I had time where our SQL Server kiddo, did not go within the CATCH block, even for severe errors: missing tables, missing columns, errors on reaching a linked server…
Somebod-ish talked about having a “complex” TRY block, involving a lot of decision points (IF, ELSE, second ELSE and so on…), could let our kiddo to ignore the CATCH block…
I saw it, but, I cannot reproduce it (for other time-ish reasons), but: what do you think?
It’s my imagination, or it could be a real thing?
Regards
S.
Hm. Try without catch? Sounds interesting. Give this a shot:
BEGIN
BEGIN TRY
SELECT 1 / 0;
END TRY
END;
I meant something like this:
BEGIN
BEGIN TRY
END TRY
BEGIN CATCH
END CATCH
END;
My concern is when the BEGIN CATCH/END CATCH is not executed even if an error occurred in BEGIN TRY/END TRY.
The first thing I can see, is that the BEGIN CATCH/END CATCH is executed but an error occurs in it… so the latest error is thrown like the BEGIN CATCH/END CATCH has never run.
I am looking for other cases, like high severe errors in BEGIN TRY/END TRY pushing their management outside the program block.
But for trivial tests I was not able to reproduce it.
What do you think?
I think you’re gonna have to write your own post about this one! Sounds interesting.

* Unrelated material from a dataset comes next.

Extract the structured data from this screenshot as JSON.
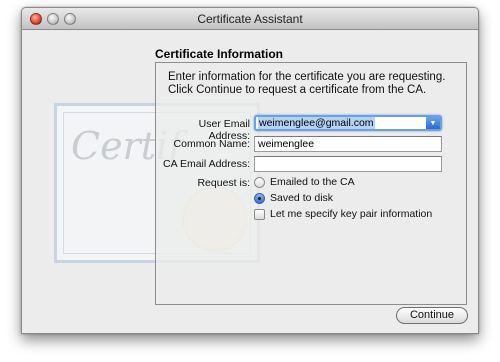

I think you forgot to mention Erland Sommarskog, when you write about error handling:
This is worth your time (even it is very long): http://sommarskog.se/error_handling/Part1.html
I was forgetting about that precious resource!
Thank you very much!
Isn’t best practice to return after raising the error :-
create procedure p as
begin try
insert dbo.B6_Kommun (Kommun, SvBakgr_1, SvBakgr_2, UtlBakgr_1, UtlBakgr_2, Totalt)
VALUES (N’0125′,345,224,888,834,2343)
end try
begin catch
RAISERROR(‘IS THIS THING ON?’, 10, 1) WITH LOG, NOWAIT;
RETURN(ERROR_NUMBER())
end catch
go
declare @i int
exec @i = p
select ‘return code is ‘,@i
outputs
(0 rows affected)
IS THIS THING ON?
|
return code is |2627
(1 row affected)
It’s certainly okay with me if you want to do that.